Weil wir Salz brauchen, ist der Geschmack so attraktiv und der Appetit darauf groß. Am Deutschen Institut für Ernährungsforschung in Potsdam suchen Frauke Stähler und Wolfgang Meyerhof nach Salzersatzstoffen - mit Hilfe von Froscheiern. Sie haben den Schalter, der in den Geschmacksknospen der Zunge den Salzgeschmack auslöst, den Froscheiern eingepflanzt.

Jetzt können sie messen, wie Salz diesen Schalter beeinflusst, und ob andere Stoffe das auch können. Jede Woche testen die Potsdamer Forscher 80 verschiedene Substanzen. Ziel ist es, einen gesundheitlich unbedenklichen Ersatzstoff für Natriumchlorid, also Salz, zu finden. Die Aminosäure Arginin hat sich schon als interessanter Kandidat herausgestellt. Aber die Wirkung ist nicht stark genug, und der Stoff ist zu teuer. Deshalb geht die Suche weiter - nach einem unschädlichen Salzersatz mit vollem Geschmack.

Das Salz in der Tütensuppe

Lebensmittel
Verbraucher können kaum den Salzgehalt von Lebensmitteln erkennen. | Bild: NdR

Die Attraktivität des Salzgeschmacks nutzt die Nahrungsmittelindustrie zur Verkaufsförderung - mit Erfolg. Viele Lebensmittel enthalten große Mengen an Salz, besonders viel steckt in Brot und in Käse. Aber auch völlig unverdächtige Nahrungsmittel wie zum Beispiel Cornflakes können ungesunde Salzmengen enthalten.

Für das Mars 500-Projekt haben die Forscher die salzarme Kost aus ganz normalen Lebensmitteln zusammengestellt - mit wissenschaftlichen Methoden. Eine Ernährung mit gesundem Salzgehalt wäre also heute theoretisch schon möglich. Aber Verbraucher haben oft keine Chance zu erkennen, wie viel Salz wo drin versteckt ist.
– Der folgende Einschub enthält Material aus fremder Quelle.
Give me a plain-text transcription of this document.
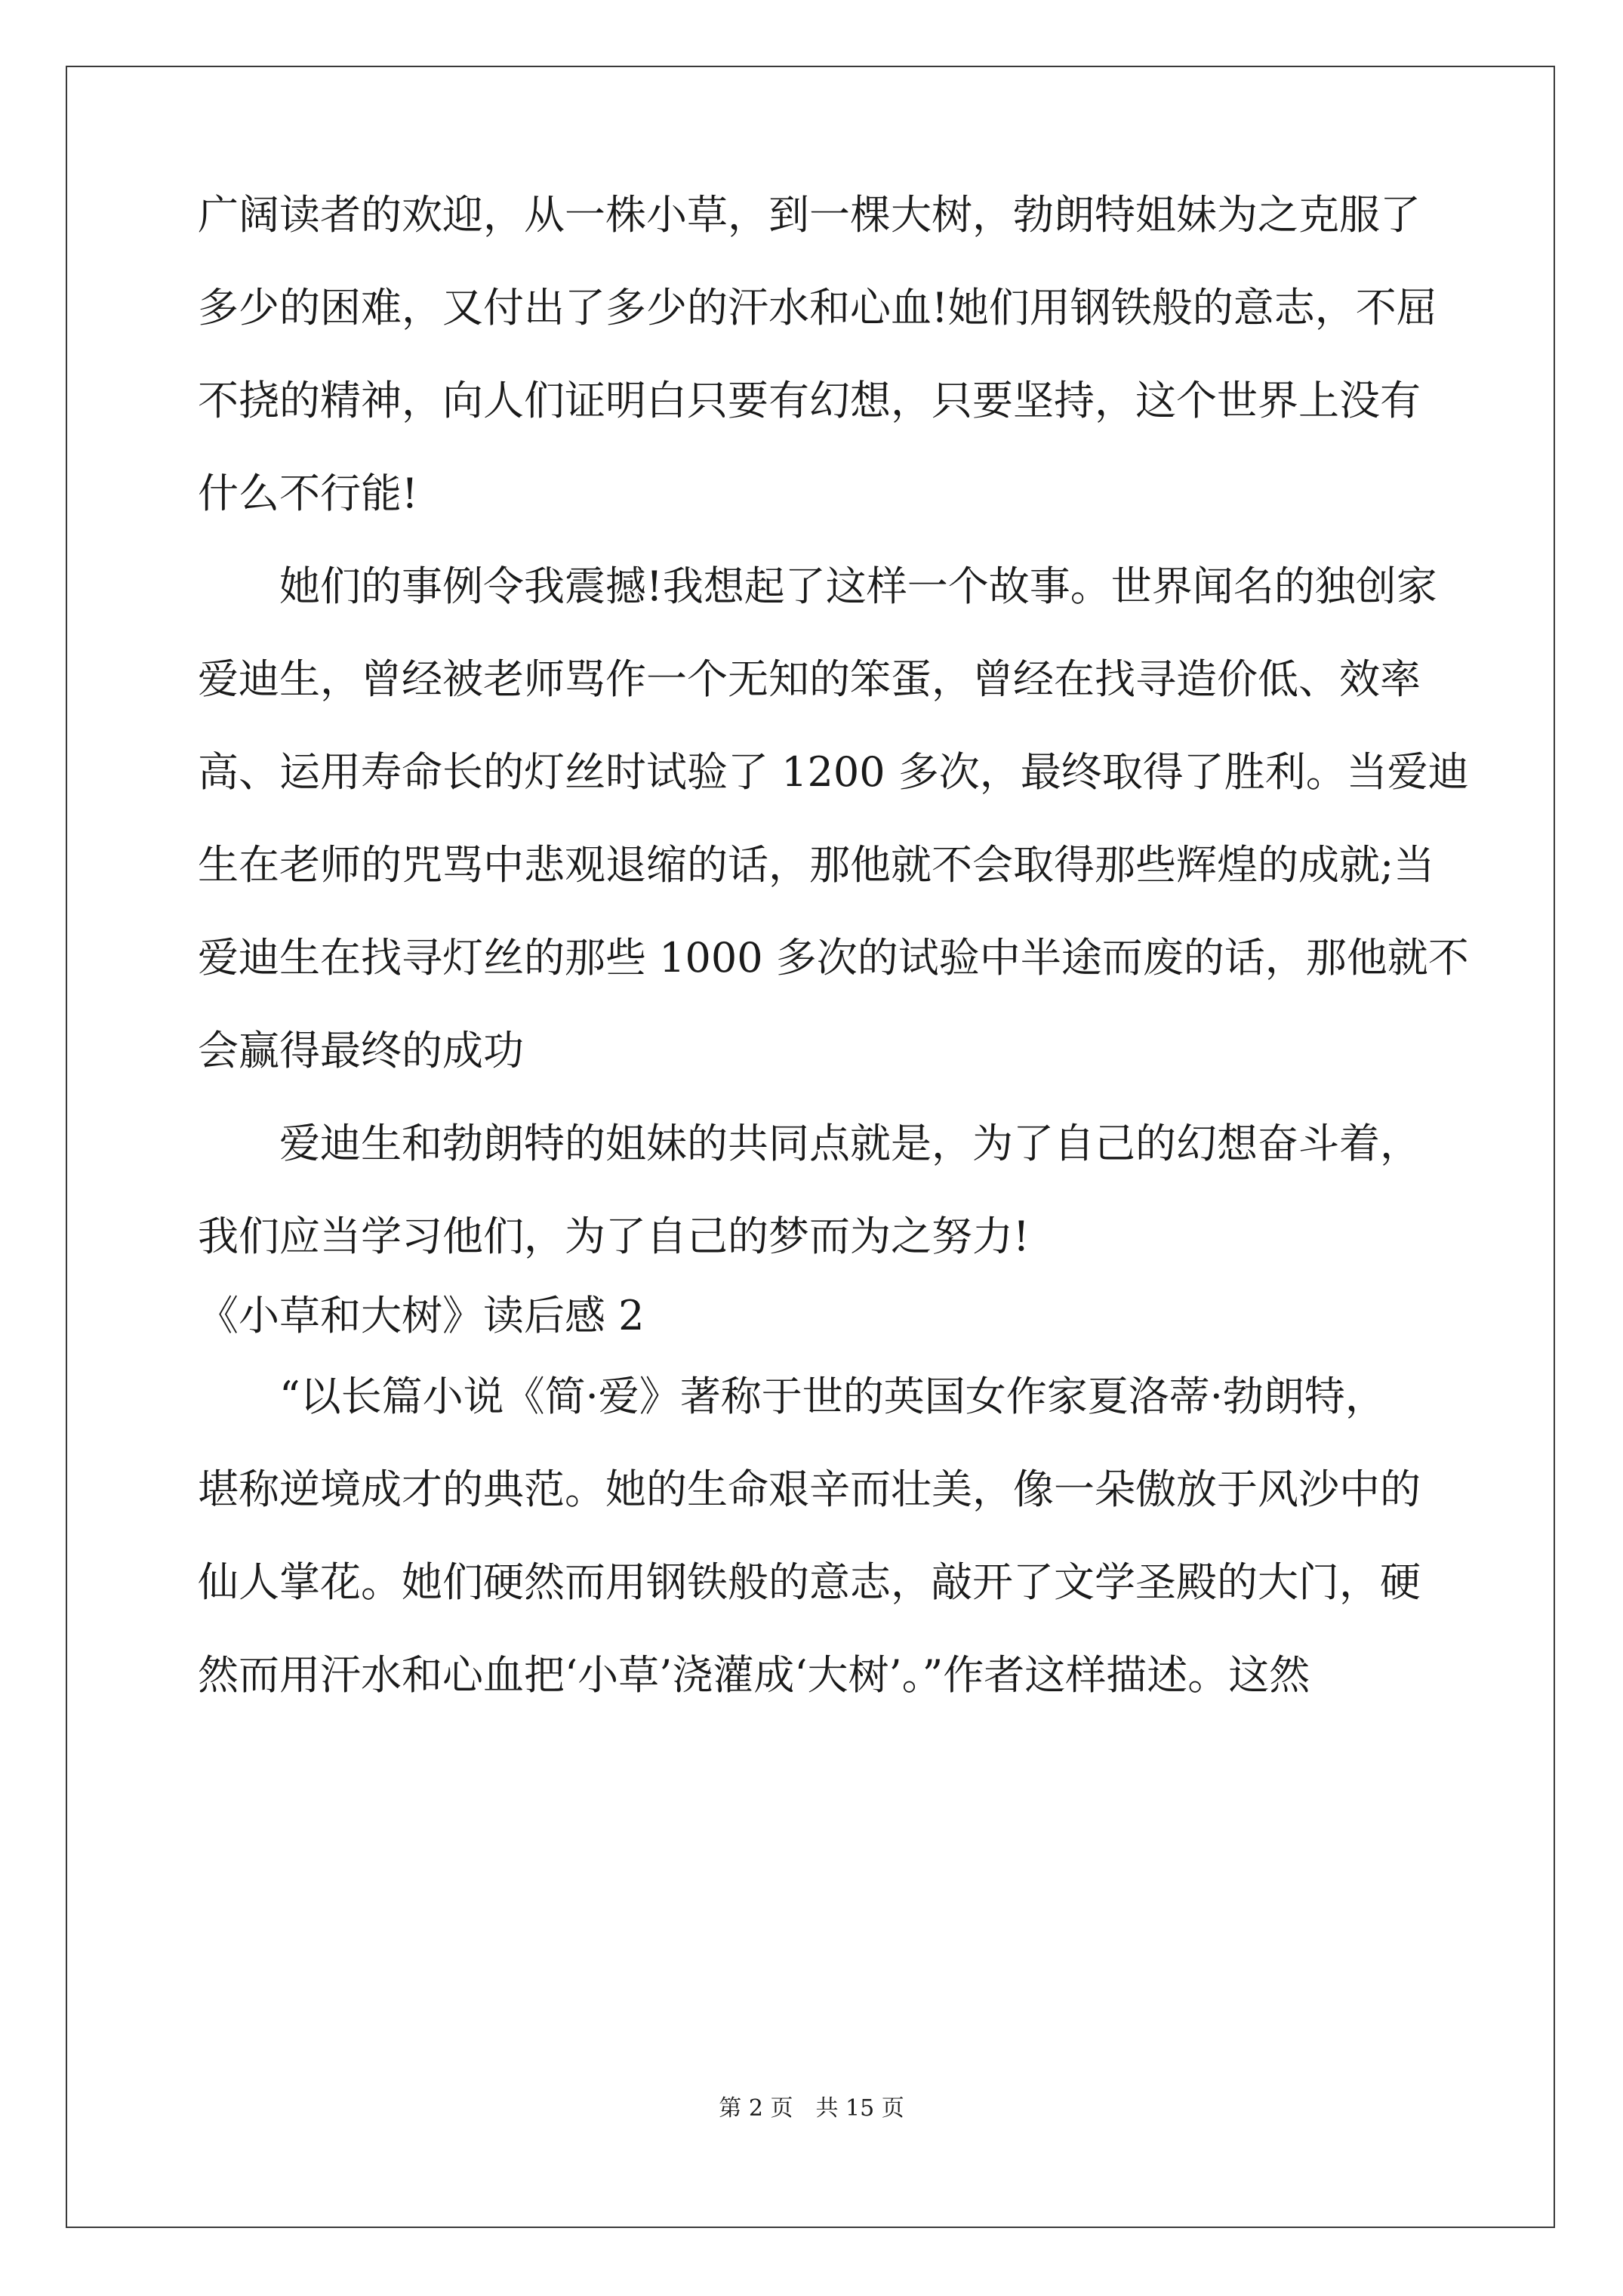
广阔读者的欢迎，从一株小草，到一棵大树，勃朗特姐妹为之克服了
多少的困难，又付出了多少的汗水和心血!她们用钢铁般的意志，不屈
不挠的精神，向人们证明白只要有幻想，只要坚持，这个世界上没有
什么不行能!
　　她们的事例令我震撼!我想起了这样一个故事。世界闻名的独创家
爱迪生，曾经被老师骂作一个无知的笨蛋，曾经在找寻造价低、效率
高、运用寿命长的灯丝时试验了 1200 多次，最终取得了胜利。当爱迪
生在老师的咒骂中悲观退缩的话，那他就不会取得那些辉煌的成就;当
爱迪生在找寻灯丝的那些 1000 多次的试验中半途而废的话，那他就不
会赢得最终的成功
　　爱迪生和勃朗特的姐妹的共同点就是，为了自己的幻想奋斗着，
我们应当学习他们，为了自己的梦而为之努力!
《小草和大树》读后感 2
　　“以长篇小说《简·爱》著称于世的英国女作家夏洛蒂·勃朗特，
堪称逆境成才的典范。她的生命艰辛而壮美，像一朵傲放于风沙中的
仙人掌花。她们硬然而用钢铁般的意志，敲开了文学圣殿的大门，硬
然而用汗水和心血把‘小草’浇灌成‘大树’。”作者这样描述。这然
第 2 页　共 15 页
Weil die Hersteller freiwillig kaum auf den verkaufsfördernden Effekt des Salzes verzichten werden, diskutieren Politiker staatlich gelenkte Maßnahmen. Aber gegen solche Eingriffe wehren sich die Lobbyisten - in Deutschland bisher erfolgreich. Andere Länder sind da schon weiter: Finnland zum Beispiel hat schon vor 30 Jahren begonnen, das Salz in der Ernährung der Bevölkerung zu reduzieren. Heute sind Herz- und Kreislauferkrankungen dort viel seltener als vorher. Und die Finnen vermissen nichts. Genau wie unsere Vorfahren, die noch keine industrielle Salz- und Nahrungsmittelproduktion hatten. Die Wahrnehmung des Salzgeschmacks ist offenbar nicht nur lebenswichtig, sondern auch Gewohnheitssache.